Se rascó la cabeza, tenía un sueño brutal, pero estaba demasiado cansado para dormir. En cambio tenía hambre. El reloj interno le decía que eran casi las ocho de la mañana y el que llevaba en la muñeca marcaba las doce pasadas. Si bien la capital del país no podía compararse con la Gran Manzana en la capacidad de atender cualquier apetito o interés las veinticuatro horas del día, había algunos lugares donde Jack podía encontrar una comida decente en una noche de semana a horas intempestivas. Mientras se ponía el abrigo sonó el teléfono. Tenía conectado el contestador automático. Jack abrió la puerta, pero vaciló. ¿Quién llamaba a estas horas? Escuchó el mensaje del contestador seguido por la señal.
– ¿Jack?
Se abalanzó sobre el teléfono al escuchar aquella voz que acababa de surgir del pasado como una pelota retenida debajo del agua hasta que se suelta y sale a la superficie con un estallido.
– ¿Luther?
El restaurante, uno de los favoritos de Jack, era poco más que una fonducha. Aquí se podía conseguir una comida digna a cualquier hora, de día y de noche. Era un lugar en el que Jennifer Baldwin nunca hubiera puesto los pies y que él y Kate habían frecuentado. Hasta hacía muy poco, los resultados de esta comparación le habrían preocupado, pero ya lo había decidido, y no tenía la intención de volver al tema. La vida no era perfecta, y nadie se podía pasar toda la existencia buscando esa perfección. No pensaba hacerlo.

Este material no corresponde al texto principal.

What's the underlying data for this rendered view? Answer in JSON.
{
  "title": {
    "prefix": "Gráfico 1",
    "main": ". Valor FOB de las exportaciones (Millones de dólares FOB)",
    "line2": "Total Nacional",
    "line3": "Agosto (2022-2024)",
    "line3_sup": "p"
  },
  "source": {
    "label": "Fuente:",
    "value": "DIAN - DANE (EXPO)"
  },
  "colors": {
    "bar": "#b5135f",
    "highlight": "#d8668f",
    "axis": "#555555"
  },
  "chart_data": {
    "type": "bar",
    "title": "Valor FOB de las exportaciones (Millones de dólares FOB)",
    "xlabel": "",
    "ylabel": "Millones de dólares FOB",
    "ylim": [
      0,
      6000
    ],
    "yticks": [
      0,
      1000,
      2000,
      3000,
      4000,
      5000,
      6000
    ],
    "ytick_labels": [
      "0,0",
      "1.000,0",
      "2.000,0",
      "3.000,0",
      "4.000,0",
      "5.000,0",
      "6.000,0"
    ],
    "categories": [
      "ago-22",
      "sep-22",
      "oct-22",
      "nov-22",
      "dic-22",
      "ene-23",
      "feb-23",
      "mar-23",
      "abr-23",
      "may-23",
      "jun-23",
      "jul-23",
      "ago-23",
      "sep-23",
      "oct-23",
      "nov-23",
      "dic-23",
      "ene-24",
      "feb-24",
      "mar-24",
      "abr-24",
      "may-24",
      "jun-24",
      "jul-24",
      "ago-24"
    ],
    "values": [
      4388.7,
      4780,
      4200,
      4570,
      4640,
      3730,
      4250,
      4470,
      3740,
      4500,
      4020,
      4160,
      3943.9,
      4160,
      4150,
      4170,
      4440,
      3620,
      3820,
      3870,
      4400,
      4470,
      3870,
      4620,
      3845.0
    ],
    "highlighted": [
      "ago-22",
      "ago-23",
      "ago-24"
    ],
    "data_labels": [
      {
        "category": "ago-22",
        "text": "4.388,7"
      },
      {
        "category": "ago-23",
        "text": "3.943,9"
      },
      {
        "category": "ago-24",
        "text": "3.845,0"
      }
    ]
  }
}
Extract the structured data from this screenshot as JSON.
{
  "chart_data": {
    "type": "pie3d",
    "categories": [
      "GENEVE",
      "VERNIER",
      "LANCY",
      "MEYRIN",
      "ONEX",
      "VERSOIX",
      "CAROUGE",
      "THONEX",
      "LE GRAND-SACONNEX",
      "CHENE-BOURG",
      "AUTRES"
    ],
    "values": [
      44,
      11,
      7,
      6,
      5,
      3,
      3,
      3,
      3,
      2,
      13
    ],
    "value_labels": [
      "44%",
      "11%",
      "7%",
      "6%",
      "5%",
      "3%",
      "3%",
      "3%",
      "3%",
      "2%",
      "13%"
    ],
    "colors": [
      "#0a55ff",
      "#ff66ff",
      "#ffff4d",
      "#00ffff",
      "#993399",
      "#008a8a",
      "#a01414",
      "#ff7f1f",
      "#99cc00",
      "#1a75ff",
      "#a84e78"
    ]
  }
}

Jack devoró los huevos revueltos, el beicon y las cuatro tostadas. El café recién hecho le quemaba la garganta. Después de cinco días de café instantáneo y agua mineral, le sabía a gloria.
Miró a Luther, que entre trago y trago de café miraba la calle mal iluminada a través de la ventana sucia.
– Pareces cansado -comentó Jack.
– Tú también, Jack.
– He estado fuera del país.
– Yo también.
Eso explicaba el estado del jardín y la correspondencia. Una preocupación innecesaria. Jack apartó el plato y pidió más café. -El otro día fui a tu casa.
– ¿Para qué?
Jack se esperaba la pregunta. Luther Whitney nunca se iba por las ramas. Pero la anticipación era una cosa: y otra tener la respuesta preparada. Encogió los hombros.
– No lo sé. Sólo quería verte. Ha pasado mucho tiempo.
Luther asintió.
– ¿Sales otra vez con Kate?
Jack bebió un trago de café antes de contestar. Notó el latido en las sienes.